The most devastating blow for the Gallipoli Peace Park came in 2003. Raci Bademli was diagnosed with cancer and died a few months later.

Events in 2005 reinforced the impression that the superb vision of Bademli, Broegger and Reine seems further away from implementation at Anzac Cove than ever. There could hardly be a more incompatible development than the roadworks shambles. It was, Murcutt lamented, “a landscape tragedy”.

The situation now is not promising. Demirel is no longer president. The current Turkish government has a pro-development ethos. Negotiations are in train between the Turkish and Australian governments to avert another potential heritage catastrophe, this time on the second ridge inland from Anzac Cove. Broegger and Reine have had no role at Gallipoli since 2001. The vacuum Bademli left has not been filled.
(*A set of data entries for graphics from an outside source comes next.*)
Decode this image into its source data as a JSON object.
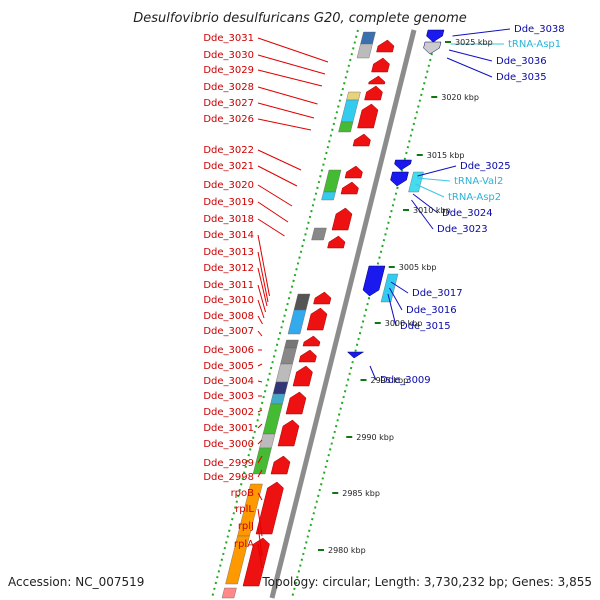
{
  "title": "Desulfovibrio desulfuricans G20, complete genome",
  "footer": {
    "accession": "Accession: NC_007519",
    "topology": "Topology: circular; Length: 3,730,232 bp; Genes: 3,855"
  },
  "colors": {
    "forward_gene": "#ee1111",
    "reverse_gene": "#1a1aee",
    "backbone": "#8c8c8c",
    "tick_dots": "#22aa22",
    "left_label": "#cc0000",
    "right_label": "#0a0aa8",
    "trna_label": "#2bb3d6"
  },
  "scale_ticks": [
    "3025 kbp",
    "3020 kbp",
    "3015 kbp",
    "3010 kbp",
    "3005 kbp",
    "3000 kbp",
    "2995 kbp",
    "2990 kbp",
    "2985 kbp",
    "2980 kbp"
  ],
  "left_labels": [
    "Dde_3031",
    "Dde_3030",
    "Dde_3029",
    "Dde_3028",
    "Dde_3027",
    "Dde_3026",
    "Dde_3022",
    "Dde_3021",
    "Dde_3020",
    "Dde_3019",
    "Dde_3018",
    "Dde_3014",
    "Dde_3013",
    "Dde_3012",
    "Dde_3011",
    "Dde_3010",
    "Dde_3008",
    "Dde_3007",
    "Dde_3006",
    "Dde_3005",
    "Dde_3004",
    "Dde_3003",
    "Dde_3002",
    "Dde_3001",
    "Dde_3000",
    "Dde_2999",
    "Dde_2998",
    "rpoB",
    "rplL",
    "rplJ",
    "rplA"
  ],
  "right_labels": [
    {
      "text": "Dde_3038",
      "kind": "gene"
    },
    {
      "text": "tRNA-Asp1",
      "kind": "trna"
    },
    {
      "text": "Dde_3036",
      "kind": "gene"
    },
    {
      "text": "Dde_3035",
      "kind": "gene"
    },
    {
      "text": "Dde_3025",
      "kind": "gene"
    },
    {
      "text": "tRNA-Val2",
      "kind": "trna"
    },
    {
      "text": "tRNA-Asp2",
      "kind": "trna"
    },
    {
      "text": "Dde_3024",
      "kind": "gene"
    },
    {
      "text": "Dde_3023",
      "kind": "gene"
    },
    {
      "text": "Dde_3017",
      "kind": "gene"
    },
    {
      "text": "Dde_3016",
      "kind": "gene"
    },
    {
      "text": "Dde_3015",
      "kind": "gene"
    },
    {
      "text": "Dde_3009",
      "kind": "gene"
    }
  ]
}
Meanwhile more and more buses bring in more and more tourists. The number of visitors has increased exponentially, and the unique heritage of the Anzac sector is increasingly vulnerable.   

Still, Tony Watkins, for one, has not lost hope. The fundamentals have not changed, he maintains: “The need now is the same as ever—to implement the award-winning design”. New Zealand Prime Minister Helen Clark, whose great uncle died near Hill 60, is keen to do what she can to make it happen. Australia, too, should surely be striving to ensure that the Norwegians' design is implemented.